Interpersonal Relationships

     One of the most emotionally challenging stages in Knapp's Relational Model is differentiating, which is the point in a relationship when individuals start to reclaim their identities and emphasize how they are different rather than what they have in common. I have experienced this stage recently in a long-term friendship that had once been so close. We used to talk nearly every day through texts and FaceTime, bonding over shared humor, life goals, and emotional support. But over time, the nature of our online communications shifted. We started as occasional delayed replies and turned into more surface-level conversations. The deeper check-ins, like "how are you really doing," were replaced by memes or reactive emojis. At first, I thought we were just busy. But eventually, I realized we were beginning to grow apart. Texts become transactional, and while we didn't argue, it was clear we were avoiding emotional vulnerability. 

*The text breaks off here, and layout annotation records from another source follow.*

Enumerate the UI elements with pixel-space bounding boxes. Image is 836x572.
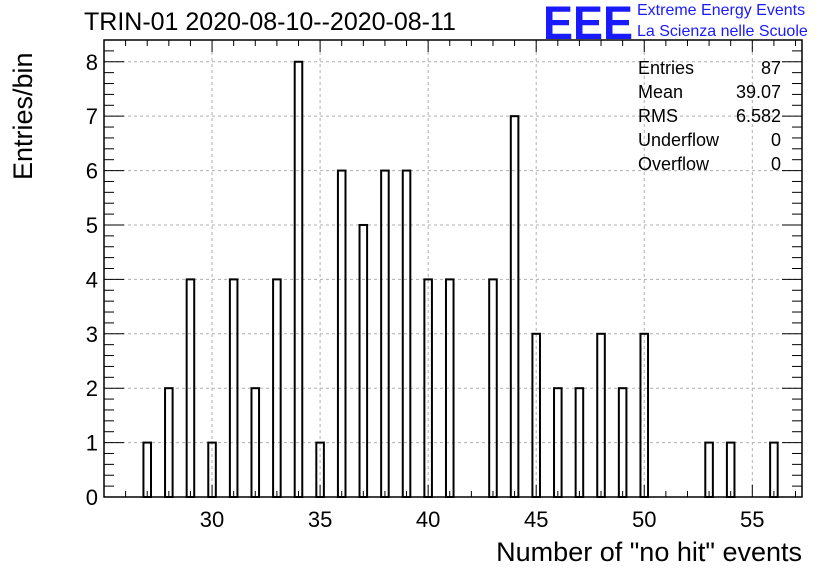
eee-logo: EEE (543, 2, 633, 42)
stats-row-underflow: Underflow 0 (638, 128, 781, 152)
y-tick-label: 3 (86, 322, 98, 347)
stats-row-rms: RMS 6.582 (638, 104, 781, 128)
x-tick-label: 30 (200, 507, 224, 532)
stats-row-mean: Mean 39.07 (638, 80, 781, 104)
y-axis-label: Entries/bin (8, 52, 38, 180)
y-tick-label: 4 (86, 267, 98, 292)
y-tick-label: 0 (86, 485, 98, 510)
histogram-bar (596, 332, 606, 498)
y-tick-label: 1 (86, 431, 98, 456)
stats-value: 87 (760, 58, 781, 78)
logo-text-line2: La Scienza nelle Scuole (637, 23, 808, 40)
y-tick-label: 6 (86, 159, 98, 184)
x-tick-label: 50 (632, 507, 656, 532)
stats-label: Overflow (638, 154, 710, 174)
stats-value: 0 (770, 130, 781, 150)
stats-value: 6.582 (735, 106, 781, 126)
x-tick-label: 35 (308, 507, 332, 532)
x-axis-ticks: 30 35 40 45 50 55 (103, 40, 797, 532)
stats-label: Underflow (638, 130, 720, 150)
stats-box: Entries 87 Mean 39.07 RMS 6.582 Underflo… (638, 56, 781, 176)
chart-title: TRIN-01 2020-08-10--2020-08-11 (84, 8, 456, 36)
histogram-bar (725, 441, 736, 499)
y-axis-ticks: 0 1 2 3 4 5 6 7 8 (86, 39, 802, 510)
y-tick-label: 7 (86, 104, 98, 129)
y-tick-label: 5 (86, 213, 98, 238)
x-axis-label: Number of "no hit" events (496, 537, 802, 567)
stats-label: Mean (638, 82, 684, 102)
stats-value: 39.07 (735, 82, 781, 102)
histogram-bar (769, 441, 779, 499)
x-tick-label: 55 (740, 507, 764, 532)
y-tick-label: 8 (86, 50, 98, 75)
stats-row-overflow: Overflow 0 (638, 152, 781, 176)
histogram-bar (509, 115, 520, 499)
x-tick-label: 40 (416, 507, 440, 532)
stats-value: 0 (770, 154, 781, 174)
logo-text-line1: Extreme Energy Events (637, 2, 806, 19)
histogram-bar (358, 223, 369, 498)
eee-logo-letters: EEE (543, 2, 633, 42)
stats-label: Entries (638, 58, 695, 78)
x-tick-label: 45 (524, 507, 548, 532)
stats-label: RMS (638, 106, 678, 126)
histogram-bar (142, 441, 153, 499)
y-tick-label: 2 (86, 376, 98, 401)
stats-row-entries: Entries 87 (638, 56, 781, 80)
histogram-bar (704, 441, 714, 499)
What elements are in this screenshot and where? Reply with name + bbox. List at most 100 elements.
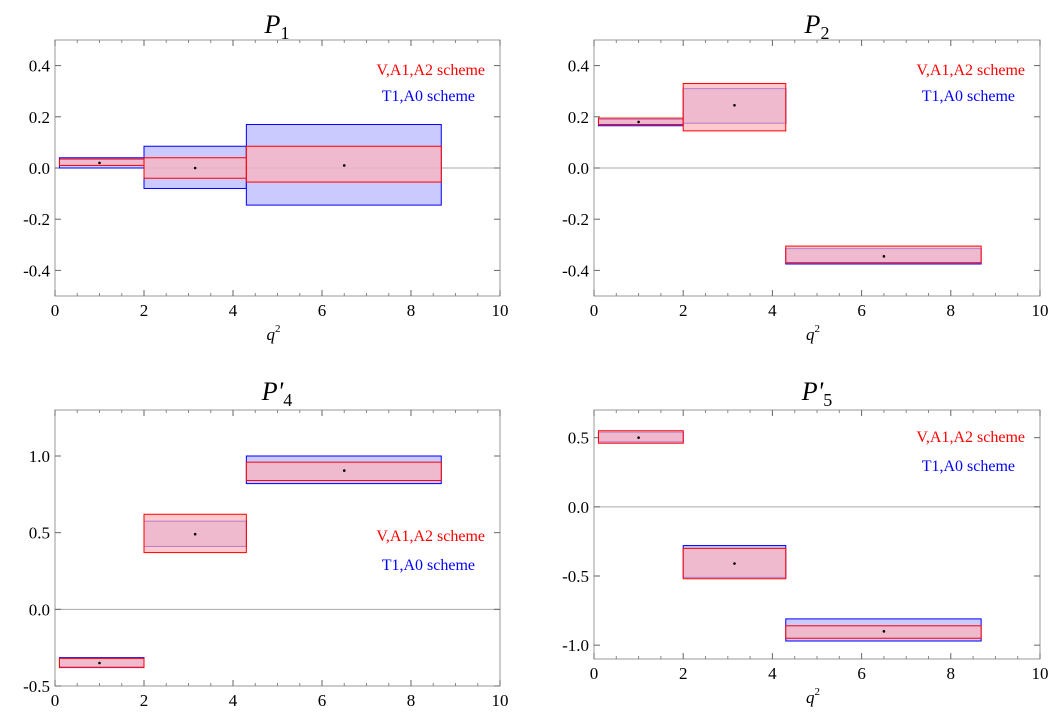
y-tick-label: 1.0 [29,447,50,466]
central-value-point [882,630,886,633]
central-value-point [637,436,640,439]
panel-title-main: P [804,10,821,39]
panel-title-subscript: 1 [280,23,289,43]
x-tick-label: 8 [947,301,956,320]
legend-entry-scheme-b: T1,A0 scheme [382,557,475,574]
panel-title-main: P' [801,377,824,406]
central-value-point [193,532,197,536]
y-tick-label: 0.2 [568,108,589,127]
scheme-a-bin-1 [597,430,684,444]
y-tick-label: 0.2 [29,108,50,127]
central-value-point [733,562,736,565]
panel-title: P2 [804,10,830,43]
x-tick-label: 10 [492,301,509,320]
central-value-point [98,161,101,165]
central-value-point [733,103,736,107]
x-axis-label-main: q [267,325,276,344]
x-tick-label: 6 [318,691,327,710]
x-tick-label: 6 [857,664,866,683]
y-tick-label: 0.0 [29,159,50,178]
legend: V,A1,A2 scheme T1,A0 scheme [916,62,1025,105]
panel-title-subscript: 5 [823,390,832,410]
central-value-point [193,166,197,170]
scheme-a-bin-3 [785,245,982,264]
scheme-a-bin-1 [58,657,145,669]
y-tick-label: 0.0 [568,498,589,517]
legend-entry-scheme-a: V,A1,A2 scheme [376,528,485,545]
y-tick-label: -0.2 [23,210,50,229]
x-tick-label: 2 [679,301,688,320]
x-tick-label: 4 [768,301,777,320]
x-tick-label: 2 [679,664,688,683]
scheme-a-bin-1 [58,158,145,166]
y-tick-label: -0.4 [562,261,589,280]
panel-title: P'5 [801,377,832,410]
x-tick-label: 0 [51,691,60,710]
x-tick-label: 6 [318,301,327,320]
central-value-point [342,469,346,472]
legend-entry-scheme-b: T1,A0 scheme [922,458,1015,475]
scheme-a-bin-3 [245,145,442,183]
plot-frame [54,409,501,687]
y-tick-label: -0.5 [23,677,50,696]
x-tick-label: 4 [229,301,238,320]
x-axis-label-main: q [806,688,815,707]
x-tick-label: 0 [51,301,60,320]
x-axis-label-superscript: 2 [815,686,821,698]
scheme-a-bin-2 [682,83,787,132]
x-axis-label: q2 [806,323,820,344]
y-tick-label: -0.5 [562,567,589,586]
x-tick-label: 10 [1032,301,1049,320]
x-axis-label: q2 [267,323,281,344]
x-axis-label-main: q [806,325,815,344]
legend-entry-scheme-b: T1,A0 scheme [382,88,475,105]
x-tick-label: 4 [768,664,777,683]
x-axis-label-superscript: 2 [815,323,821,335]
panel-title: P1 [264,10,290,43]
x-tick-label: 8 [407,691,416,710]
x-tick-label: 0 [590,301,599,320]
x-tick-label: 0 [590,664,599,683]
x-tick-label: 10 [492,691,509,710]
panel-title-subscript: 2 [820,23,829,43]
y-tick-label: 0.4 [29,57,51,76]
panel-title-main: P [264,10,281,39]
legend: V,A1,A2 scheme T1,A0 scheme [376,62,485,105]
x-tick-label: 2 [140,301,149,320]
y-tick-label: 0.0 [568,159,589,178]
legend-entry-scheme-b: T1,A0 scheme [922,88,1015,105]
panel-title-subscript: 4 [283,390,292,410]
x-tick-label: 10 [1032,664,1049,683]
legend-entry-scheme-a: V,A1,A2 scheme [916,429,1025,446]
legend-entry-scheme-a: V,A1,A2 scheme [916,62,1025,79]
legend-entry-scheme-a: V,A1,A2 scheme [376,62,485,79]
central-value-point [882,255,886,258]
legend: V,A1,A2 scheme T1,A0 scheme [376,528,485,574]
central-value-point [637,120,640,124]
x-tick-label: 8 [947,664,956,683]
scheme-a-bin-1 [597,117,684,125]
y-tick-label: 0.5 [29,524,50,543]
x-tick-label: 2 [140,691,149,710]
panel-title: P'4 [261,377,292,410]
central-value-point [342,164,346,167]
y-tick-label: -1.0 [562,636,589,655]
x-tick-label: 8 [407,301,416,320]
panel-title-main: P' [261,377,284,406]
y-tick-label: -0.2 [562,210,589,229]
scheme-a-bin-2 [682,547,787,580]
x-axis-label: q2 [806,686,820,707]
x-tick-label: 4 [229,691,238,710]
central-value-point [98,661,101,665]
y-tick-label: 0.0 [29,600,50,619]
y-tick-label: -0.4 [23,261,50,280]
y-tick-label: 0.5 [568,429,589,448]
legend: V,A1,A2 scheme T1,A0 scheme [916,429,1025,475]
y-tick-label: 0.4 [568,57,590,76]
x-axis-label-superscript: 2 [275,323,281,335]
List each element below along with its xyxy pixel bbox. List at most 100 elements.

    According to Alder and Proctor (2023), communication during the differentiating stage often highlights contract rather than connection. In our case, our online communication differences, text messages sometimes came off as cold or dismissive, even when that may not have been the intention. As we both leaned into our separate interests and social circles,  the "we" became "you and me". Online platforms, especially asynchronous ones like texting or Instagram DMs, can make it easier to avoid hard conversations. We can slightly drift without directly addressing the emotional distance. This aligns with McEwan's (2015) discussion on communication competence, particularly how new media networks can lead to misinterpretations and emotional disconnection when not used mindfully.

     Looking back, I wonder if a face-to-face conversation or even a phone call might have slowed down the distancing process. Still, I appreciate the role that stage played in helping us both focus on self-growth, even if that meant going our separate ways.




Adler, R. B., & Proctor, R. F. II. (2023). Interplay: The process of interpersonal communication (16th ed.). Oxford University Press.
McEwan, B. (2015). Navigating new media networks: Understanding and managing communication challenges in a networked society. Lexington Books.